The Royal Road (script excerpt from a film by Jenni Olson)

I imagine California has this whole unique genus of greenery that thrives on, is actually nourished by, the exhaust of automobiles. The abundant scrub and extended stands of trees along the freeways are testament to this. It really seems a logical equation when you see, too, the thick vines and dense ground-cover that attach and crawl on the overpasses and freeway clover leafs.

Highway 280 South, the Junipero Serra Freeway, actually used to have a huge wooden sign just South of the city limits that said: “The World’s Most Beautiful Freeway.” But they took it down about a year ago.

It was a quaint wooden sign, the words gouged into it with this handmade quality. It always felt like a title to the show you’re about to see. Like a kind of promise, a notice about what lies ahead.

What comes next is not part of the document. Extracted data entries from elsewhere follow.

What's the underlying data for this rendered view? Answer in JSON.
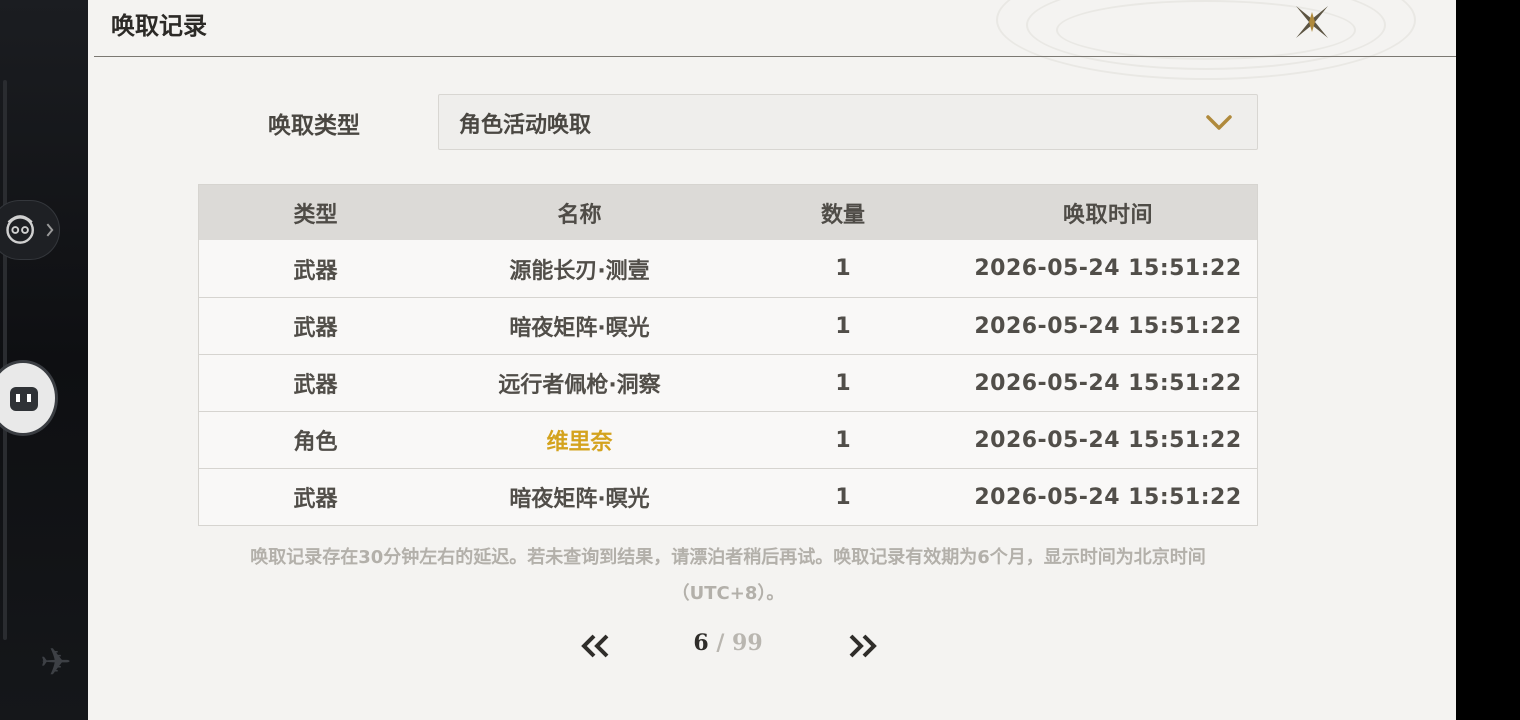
{
  "header": {
    "title": "唤取记录"
  },
  "filter": {
    "label": "唤取类型",
    "selected": "角色活动唤取"
  },
  "table": {
    "columns": [
      "类型",
      "名称",
      "数量",
      "唤取时间"
    ],
    "rows": [
      {
        "type": "武器",
        "name": "源能长刃·测壹",
        "count": "1",
        "time": "2026-05-24 15:51:22",
        "highlight": false
      },
      {
        "type": "武器",
        "name": "暗夜矩阵·暝光",
        "count": "1",
        "time": "2026-05-24 15:51:22",
        "highlight": false
      },
      {
        "type": "武器",
        "name": "远行者佩枪·洞察",
        "count": "1",
        "time": "2026-05-24 15:51:22",
        "highlight": false
      },
      {
        "type": "角色",
        "name": "维里奈",
        "count": "1",
        "time": "2026-05-24 15:51:22",
        "highlight": true
      },
      {
        "type": "武器",
        "name": "暗夜矩阵·暝光",
        "count": "1",
        "time": "2026-05-24 15:51:22",
        "highlight": false
      }
    ]
  },
  "note": "唤取记录存在30分钟左右的延迟。若未查询到结果，请漂泊者稍后再试。唤取记录有效期为6个月，显示时间为北京时间（UTC+8）。",
  "pagination": {
    "current": "6",
    "separator": "/",
    "total": "99"
  },
  "colors": {
    "highlight": "#d4a31e",
    "accent": "#b08a3c",
    "panel": "#f4f3f1"
  },
  "icons": {
    "close": "close-x-icon",
    "dropdown": "chevron-down-icon",
    "prev": "double-chevron-left-icon",
    "next": "double-chevron-right-icon"
  }
}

This ash gray ribbon of road stretches from the North to the South conveying a hundred thousand little cars like a giant slot car track set down upon this stunning natural landscape. And the more you think about it the sadder it seems. It’s not the freeway that’s beautiful; the freeway is a travesty, an eyesore. Maybe they realized this and decided to take the sign down. 

Half a cup of coffee and some pop music get mixed together with this spectacular view for a feeling of utter mania. I am exhilarated and invincible. I am so susceptible to the simple manipulations of bubblegum pop — completely transported listening to the joyful little voices of Hansen as I whiz Southward; enraptured with the poignancy of the lone persistent strand of telephone lines that follows the contour of the highway. The poles stand a lonely, heroic vigil; their arboreal heritage suddenly visible to my eye as I rediscover their analog qualities here against the unending backdrop of trees along Crystal Springs Reservoir.

They are the new endangered species, the telephone poles, in an era of urban deforestation known as under-grounding. Their wires, their aerial roots, are being buried — cutting off this previously ubiquitous, mundane, un-noticed feature of our daily vistas.